09/03/2019 - Por: João Vítor Castanheira
 
Especialistas em medicina esportiva analisaram conduta de Neymar a pedido do L! (Arte: João Vítor Castanheira) Especialistas em medicina esportiva analisaram conduta de Neymar a pedido do L! (Arte: João Vítor Castanheira)

Desde o ano passado, Neymar tem o quinto metatarso mais famoso do mundo. No dia 27 de janeiro, o craque voltou a sofrer uma fratura no mesmo osso do pé direito que operou em março de 2018, antes da Copa do Mundo. A lesão do jogador voltou ao centro das atenções neste Carnaval, quando o atleta foi visto caindo na folia durante seu tratamento. Assim, de jornais europeus a torcedores, muitos se perguntaram: teria sido o atleta irresponsável? O carnaval poderia ter atrapalhado sua recuperação?

O brasileiro chegou ao seu país natal na última quinta-feira, 28 de fevereiro, acompanhado de dois profissionais do departamento médico do Paris St-Germain, Rafael Martini e Ricardo Rosa. Àquela altura, o jogador estava na quinta das 10 semanas de tratamento previstas pelo clube francês. Na madrugada do último sábado (2), Neymar foi visto como folião pela primeira vez, em um camarote em Salvador, três dias após abandonar as muletas.

Para o cirurgião ortopedista e professor da Universidade Federal do Estado do Rio de Janeiro (UNIRIO), Vinícius Magno, com cinco semanas, a lesão no tecido ósseo tratado por células tronco - procedimento escolhido em detrimento do cirúrgico, pelo PSG, ainda não cicatrizou completamente. De acordo com o médico, embora uma cicatriz imatura já seja esperada na maioria dos pacientes nessa fase, a formação de um osso lamelar (mais duro) capaz de suportar cargas, provavelmente, ainda não ocorreu neste período.

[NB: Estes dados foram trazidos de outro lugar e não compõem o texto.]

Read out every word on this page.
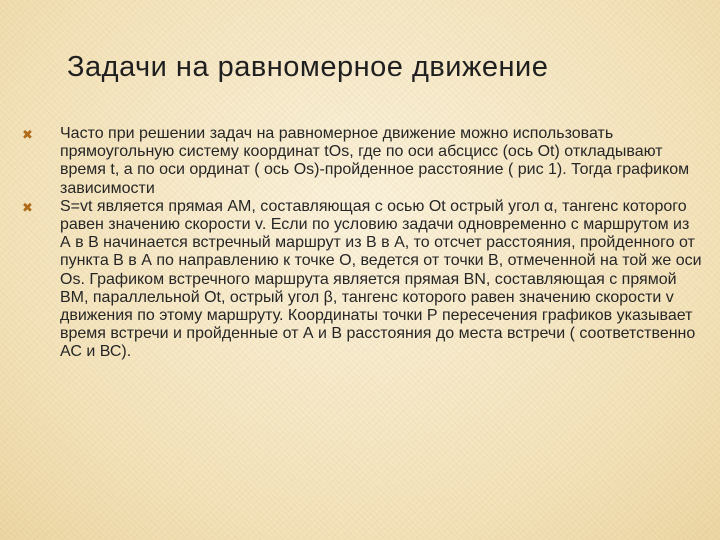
Задачи на равномерное движение
✖ Часто при решении задач на равномерное движение можно использовать прямоугольную систему координат tOs, где по оси абсцисс (ось Ot) откладывают время t, а по оси ординат ( ось Os)-пройденное расстояние ( рис 1). Тогда графиком зависимости
✖ S=vt является прямая АМ, составляющая с осью Ot острый угол α, тангенс которого равен значению скорости v. Если по условию задачи одновременно с маршрутом из А в В начинается встречный маршрут из В в А, то отсчет расстояния, пройденного от пункта В в А по направлению к точке О, ведется от точки В, отмеченной на той же оси Os. Графиком встречного маршрута является прямая BN, составляющая с прямой ВМ, параллельной Ot, острый угол β, тангенс которого равен значению скорости v движения по этому маршруту. Координаты точки Р пересечения графиков указывает время встречи и пройденные от А и В расстояния до места встречи ( соответственно АС и ВС).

  • Com cinco semanas, uma pisada no pé ou um mero tropeço - eventos que podem ocorrer no aglomerado de pessoas - colocariam todo o planejamento terapêutico de um atleta como Neymar em risco, retrocedendo as etapas conquistadas na penosa reabilitação, ou mesmo, num pior cenário, condenando-o ao tratamento cirúrgico e um afastamento maior dos gramados. Além disso, o longo período de pé, sobrecarrega as porções mais anteriores dos pés (onde estão os metatarsos), reduzindo a qualidade da vascularização para aquela região, o que, em última instância, reduz a chegada de nutrientes e oxigênio tão importantes para a cicatrização óssea - explicou o médico.

Um dos vídeos da "curtição" do ex-jogador do Santos gerou uma grande repercussão. O craque brasileiro aparece, em Salvador, descendo até o chão e sem o auxílio de qualquer aparato ortopédico aparente na imagem. A atitude vai na contra-mão das precauções que, segundo José Martins Juliano, membro da Sociedade Mineira de Medicina do Exercício e do Esporte, o jogador deveria ter tomado.